Hace apenas tres días, el líder de los populares se dirigía a sus votantes diciendo: «España no puede permitirse el lujo de desviar la atención de los problemas reales que acucian a las familias». Resulta irónico que precisamente sea aquello que rechazaba lo que haya logrado que ocurra cada vez que la guerra contra sí mismo se usa de manera más que previsible por todos los satélites de la izquierda para tapar sus vergüenzas. Así pasaremos días hablando sobre una corrupción en Madrid que no existe, mientras la alcaldesa de Barcelona permanecerá sentada en el banquillo acusada de malversación y prevaricación sin que apenas se note, algo que debería haber promovido la dirección del partido de Díaz Ayuso de ser ciertas las conclusiones de las pesquisas con que cuentan.

Decía en el mismo discurso del pasado martes Pablo Casado que «El patriotismo no consiste sólo en decir lo que piensas. También consiste en hacer lo que debes. (…) O salvamos lo común o nadie salvará lo suyo.», una máxima que él y su compinche incumplen de manera flagrante. Porque no hay que confundir tener «sentido de Estado» con tener «sentido del Yo», algo a lo que el presidente Sánchez nos tiene acostumbrados. La emboscada contra Ayuso no es sino una ofensa a la España que rechaza de plano la indecencia diaria a la que el Ejecutivo la somete, españoles que en Madrid hablaron claro y en Castilla y León, también. Una mayoría que no confunde al adversario embustero con un aliado que, desde que las cuitas populares copan la actualidad, ha permanecido silente en vez de aprovechar el ocaso de éste, que le acusó en el Congreso de «pisotear la sangre de las víctimas de ETA» para cobrarse la revancha.

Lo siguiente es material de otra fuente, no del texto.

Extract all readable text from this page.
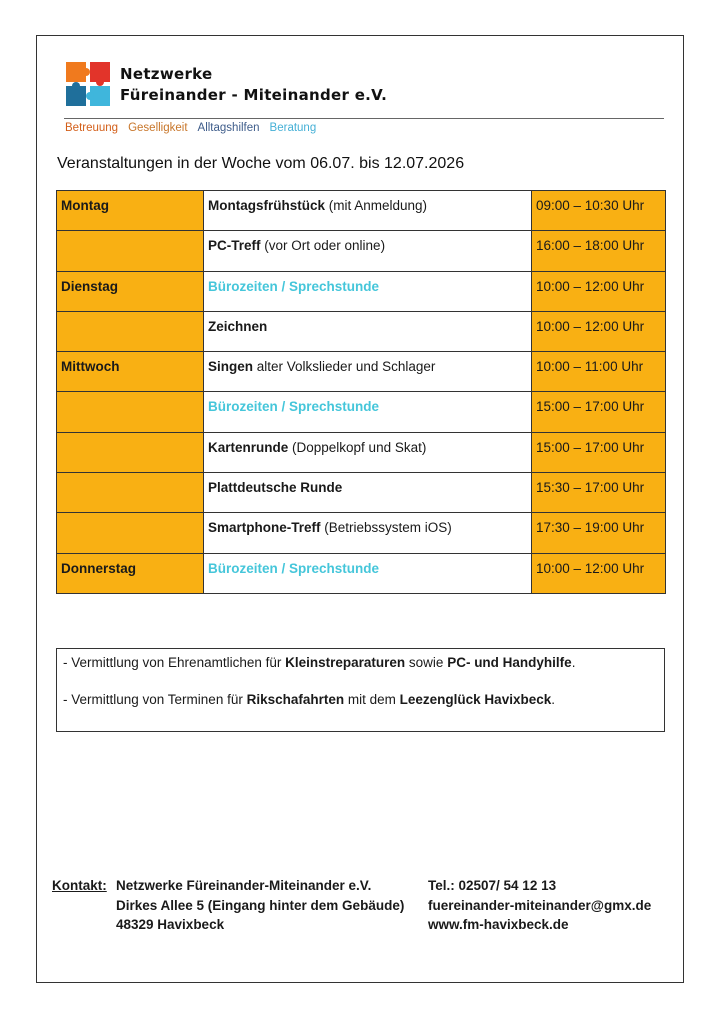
Netzwerke
Füreinander - Miteinander e.V.
Betreuung Geselligkeit Alltagshilfen Beratung
Veranstaltungen in der Woche vom 06.07. bis 12.07.2026
Montag	Montagsfrühstück (mit Anmeldung)	09:00 – 10:30 Uhr
	PC-Treff (vor Ort oder online)	16:00 – 18:00 Uhr
Dienstag	Bürozeiten / Sprechstunde	10:00 – 12:00 Uhr
	Zeichnen	10:00 – 12:00 Uhr
Mittwoch	Singen alter Volkslieder und Schlager	10:00 – 11:00 Uhr
	Bürozeiten / Sprechstunde	15:00 – 17:00 Uhr
	Kartenrunde (Doppelkopf und Skat)	15:00 – 17:00 Uhr
	Plattdeutsche Runde	15:30 – 17:00 Uhr
	Smartphone-Treff (Betriebssystem iOS)	17:30 – 19:00 Uhr
Donnerstag	Bürozeiten / Sprechstunde	10:00 – 12:00 Uhr

- Vermittlung von Ehrenamtlichen für Kleinstreparaturen sowie PC- und Handyhilfe.

- Vermittlung von Terminen für Rikschafahrten mit dem Leezenglück Havixbeck.

Kontakt: Netzwerke Füreinander-Miteinander e.V.
Dirkes Allee 5 (Eingang hinter dem Gebäude)
48329 Havixbeck
Tel.: 02507/ 54 12 13
fuereinander-miteinander@gmx.de
www.fm-havixbeck.de
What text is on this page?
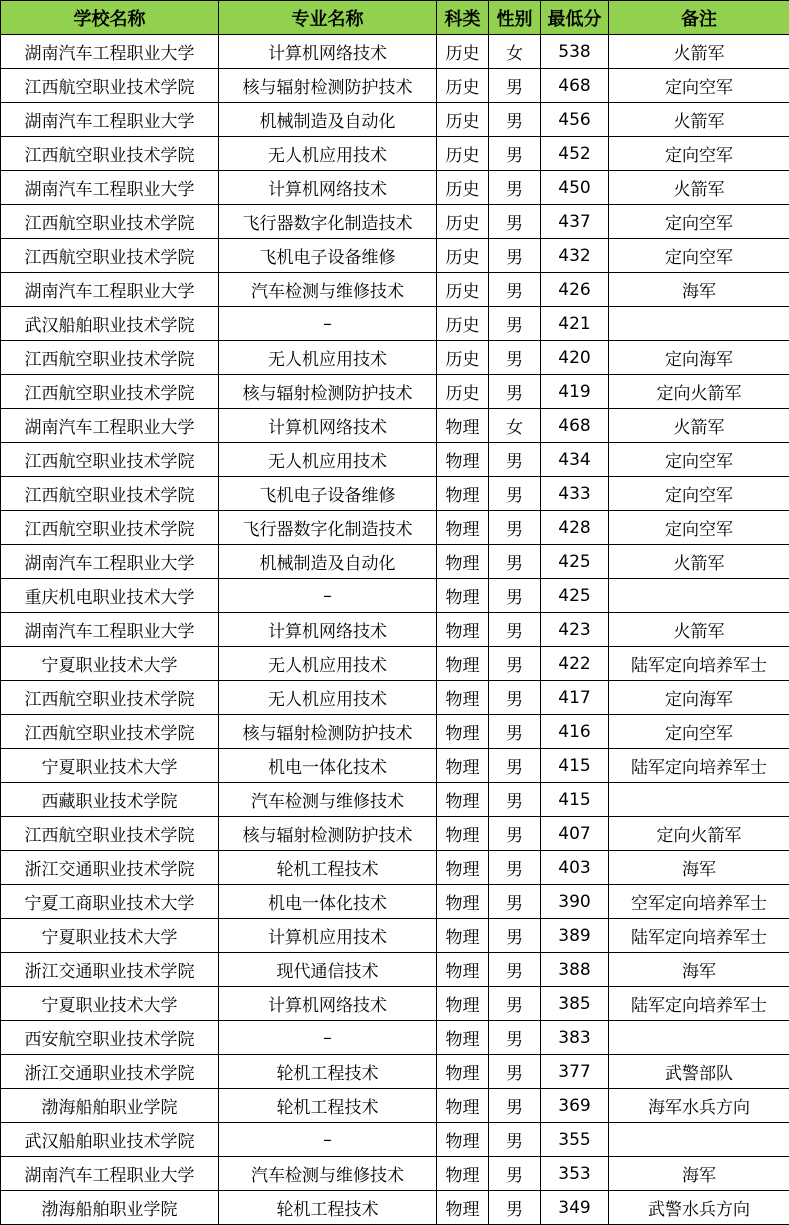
学校名称	专业名称	科类	性别	最低分	备注
湖南汽车工程职业大学	计算机网络技术	历史	女	538	火箭军
江西航空职业技术学院	核与辐射检测防护技术	历史	男	468	定向空军
湖南汽车工程职业大学	机械制造及自动化	历史	男	456	火箭军
江西航空职业技术学院	无人机应用技术	历史	男	452	定向空军
湖南汽车工程职业大学	计算机网络技术	历史	男	450	火箭军
江西航空职业技术学院	飞行器数字化制造技术	历史	男	437	定向空军
江西航空职业技术学院	飞机电子设备维修	历史	男	432	定向空军
湖南汽车工程职业大学	汽车检测与维修技术	历史	男	426	海军
武汉船舶职业技术学院	–	历史	男	421	
江西航空职业技术学院	无人机应用技术	历史	男	420	定向海军
江西航空职业技术学院	核与辐射检测防护技术	历史	男	419	定向火箭军
湖南汽车工程职业大学	计算机网络技术	物理	女	468	火箭军
江西航空职业技术学院	无人机应用技术	物理	男	434	定向空军
江西航空职业技术学院	飞机电子设备维修	物理	男	433	定向空军
江西航空职业技术学院	飞行器数字化制造技术	物理	男	428	定向空军
湖南汽车工程职业大学	机械制造及自动化	物理	男	425	火箭军
重庆机电职业技术大学	–	物理	男	425	
湖南汽车工程职业大学	计算机网络技术	物理	男	423	火箭军
宁夏职业技术大学	无人机应用技术	物理	男	422	陆军定向培养军士
江西航空职业技术学院	无人机应用技术	物理	男	417	定向海军
江西航空职业技术学院	核与辐射检测防护技术	物理	男	416	定向空军
宁夏职业技术大学	机电一体化技术	物理	男	415	陆军定向培养军士
西藏职业技术学院	汽车检测与维修技术	物理	男	415	
江西航空职业技术学院	核与辐射检测防护技术	物理	男	407	定向火箭军
浙江交通职业技术学院	轮机工程技术	物理	男	403	海军
宁夏工商职业技术大学	机电一体化技术	物理	男	390	空军定向培养军士
宁夏职业技术大学	计算机应用技术	物理	男	389	陆军定向培养军士
浙江交通职业技术学院	现代通信技术	物理	男	388	海军
宁夏职业技术大学	计算机网络技术	物理	男	385	陆军定向培养军士
西安航空职业技术学院	–	物理	男	383	
浙江交通职业技术学院	轮机工程技术	物理	男	377	武警部队
渤海船舶职业学院	轮机工程技术	物理	男	369	海军水兵方向
武汉船舶职业技术学院	–	物理	男	355	
湖南汽车工程职业大学	汽车检测与维修技术	物理	男	353	海军
渤海船舶职业学院	轮机工程技术	物理	男	349	武警水兵方向
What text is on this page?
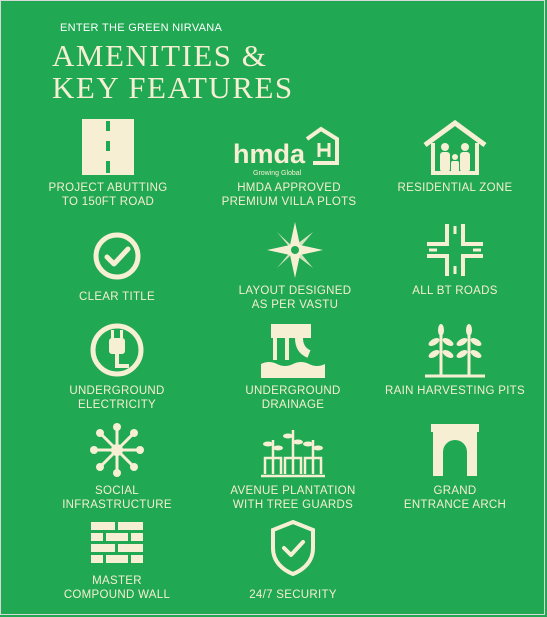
ENTER THE GREEN NIRVANA
AMENITIES &
KEY FEATURES
PROJECT ABUTTING
TO 150FT ROAD
hmda
Growing Global
HMDA APPROVED
PREMIUM VILLA PLOTS
RESIDENTIAL ZONE
CLEAR TITLE	LAYOUT DESIGNED
AS PER VASTU
ALL BT ROADS
UNDERGROUND
ELECTRICITY
UNDERGROUND
DRAINAGE
RAIN HARVESTING PITS
SOCIAL
INFRASTRUCTURE
AVENUE PLANTATION
WITH TREE GUARDS
GRAND
ENTRANCE ARCH
MASTER
COMPOUND WALL	24/7 SECURITY
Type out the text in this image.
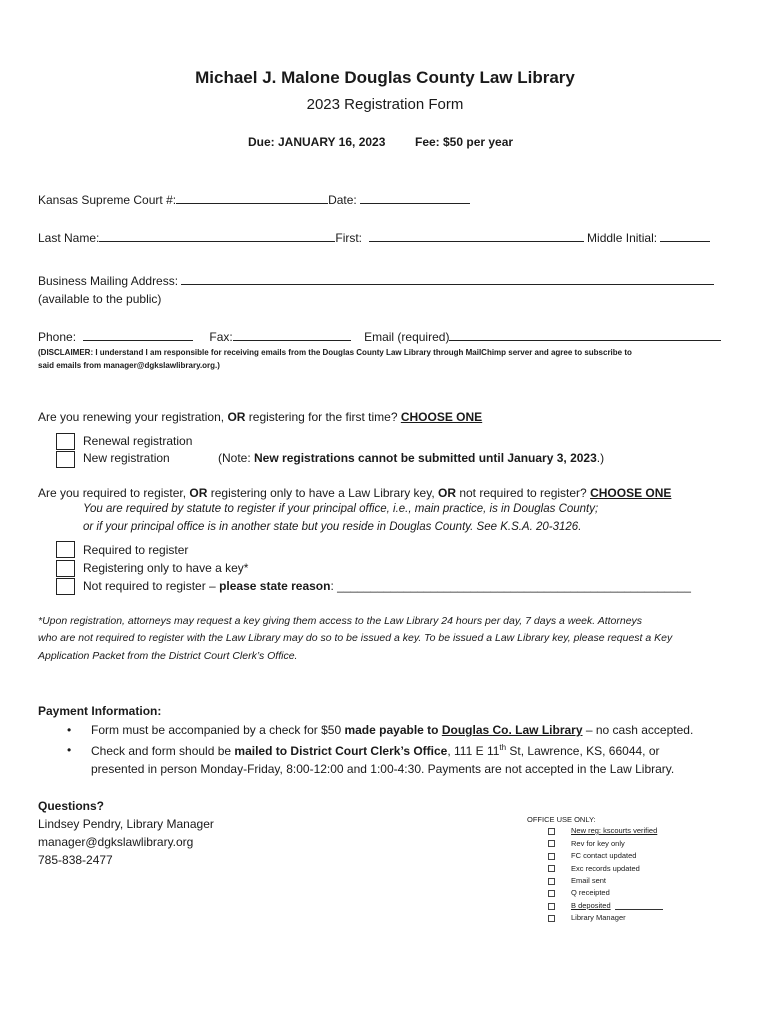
Michael J. Malone Douglas County Law Library
2023 Registration Form
Due: JANUARY 16, 2023 Fee: $50 per year
Kansas Supreme Court #:	Date:
Last Name:	First:	Middle Initial:
Business Mailing Address:
(available to the public)
Phone:	Fax:	Email (required)
(DISCLAIMER: I understand I am responsible for receiving emails from the Douglas County Law Library through MailChimp server and agree to subscribe to
said emails from manager@dgkslawlibrary.org.)
Are you renewing your registration, OR registering for the first time? CHOOSE ONE
Renewal registration
New registration	(Note: New registrations cannot be submitted until January 3, 2023.)
Are you required to register, OR registering only to have a Law Library key, OR not required to register? CHOOSE ONE
You are required by statute to register if your principal office, i.e., main practice, is in Douglas County;
or if your principal office is in another state but you reside in Douglas County. See K.S.A. 20-3126.
Required to register
Registering only to have a key*
Not required to register – please state reason: _____________________________________________________
*Upon registration, attorneys may request a key giving them access to the Law Library 24 hours per day, 7 days a week. Attorneys
who are not required to register with the Law Library may do so to be issued a key. To be issued a Law Library key, please request a Key
Application Packet from the District Court Clerk’s Office.
Payment Information:
• Form must be accompanied by a check for $50 made payable to Douglas Co. Law Library – no cash accepted.
• Check and form should be mailed to District Court Clerk’s Office, 111 E 11th St, Lawrence, KS, 66044, or
presented in person Monday-Friday, 8:00-12:00 and 1:00-4:30. Payments are not accepted in the Law Library.
Questions?
Lindsey Pendry, Library Manager
manager@dgkslawlibrary.org
785-838-2477
OFFICE USE ONLY:
New reg: kscourts verified
Rev for key only
FC contact updated
Exc records updated
Email sent
Q receipted
B deposited
Library Manager
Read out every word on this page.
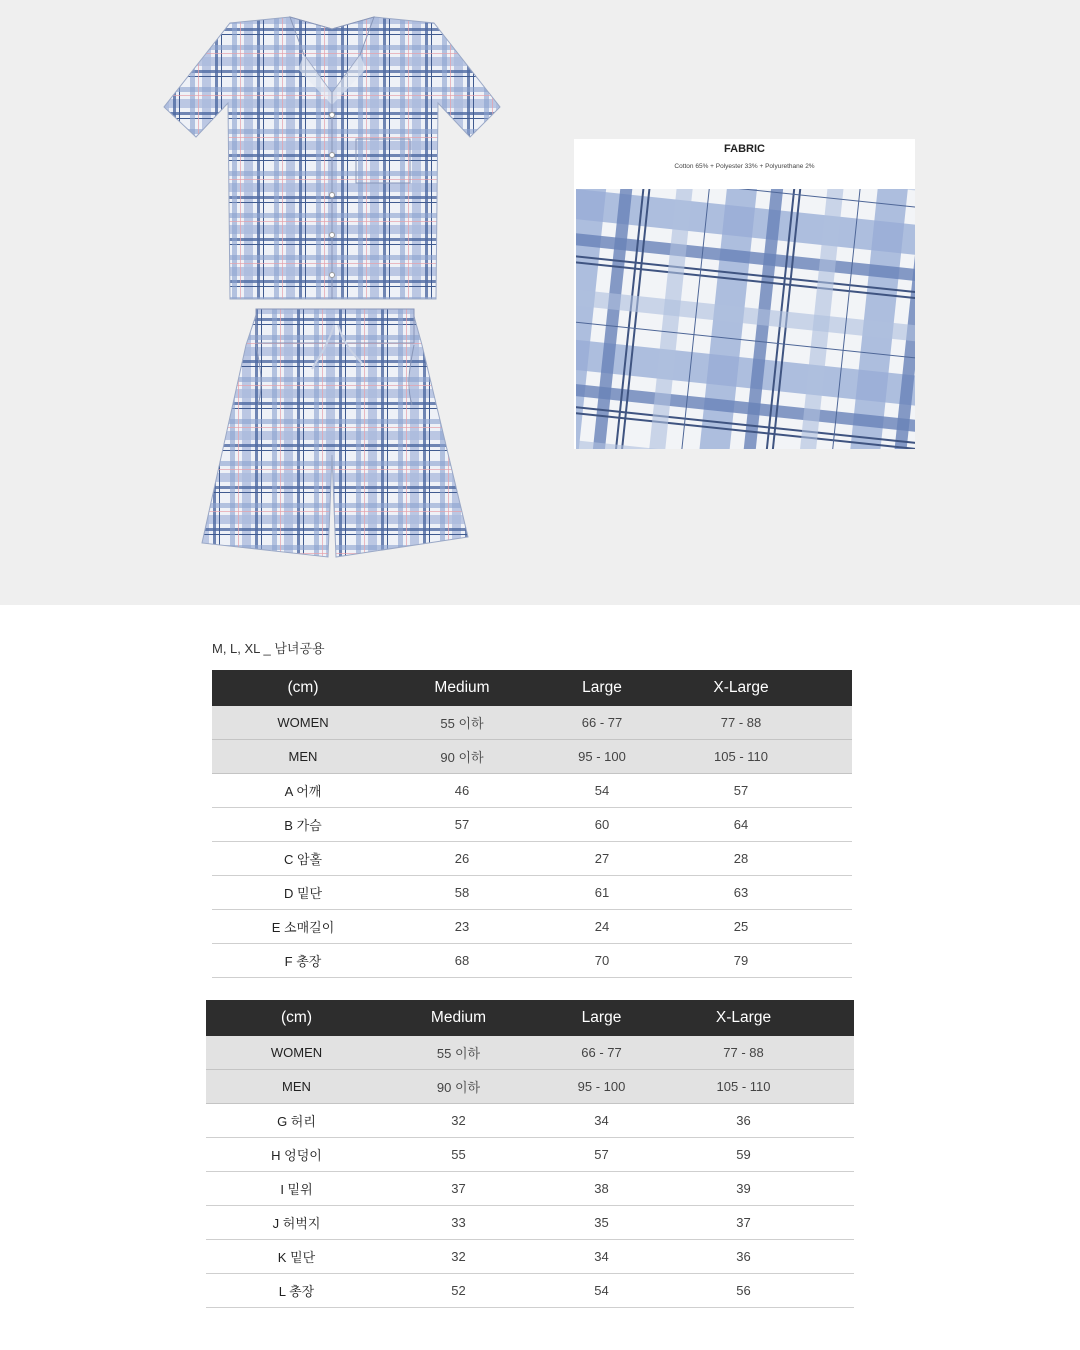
FABRIC
Cotton 65% + Polyester 33% + Polyurethane 2%
M, L, XL _ 남녀공용
(cm)	Medium	Large	X-Large	
WOMEN	55 이하	66 - 77	77 - 88	
MEN	90 이하	95 - 100	105 - 110	
A 어깨	46	54	57	
B 가슴	57	60	64	
C 암홀	26	27	28	
D 밑단	58	61	63	
E 소매길이	23	24	25	
F 총장	68	70	79	
(cm)	Medium	Large	X-Large	
WOMEN	55 이하	66 - 77	77 - 88	
MEN	90 이하	95 - 100	105 - 110	
G 허리	32	34	36	
H 엉덩이	55	57	59	
I 밑위	37	38	39	
J 허벅지	33	35	37	
K 밑단	32	34	36	
L 총장	52	54	56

Si algo ha logrado Pablo Casado es sembrar la incertidumbre en la derecha, invitando a muchos a pensar que el error en la votación de la reforma laboral no fue tal, sino que no que se trataba de un adoquín más en el camino hacia la «gran coalición», un pacto del PP y el PSOE ante el que muchos de esos intelectuales omniscientes se relamen, los mismos que se han servido del turnismo para mamar de una ubre y de la otra. Eruditos que, mientras los populares se despeñan, reniegan ahora de una estrategia que se demuestra fallida para sus propios intereses, pero también para España.

Lejos del soplo de aire fresco que representó en su momento Casado, un viento que pareció haber sacudido los complejos del Partido Popular, éste ha vuelto a caer en las malas artes de la vieja política, aquella que Albert Rivera identificó con total acierto.

Esperemos que el presidente del PP imite una de las pocas lecciones que el anterior líder de Ciudadanos pudo dar al país cuando asumió la realidad de su liderazgo y tenga la valía de afrontar el mismo destino.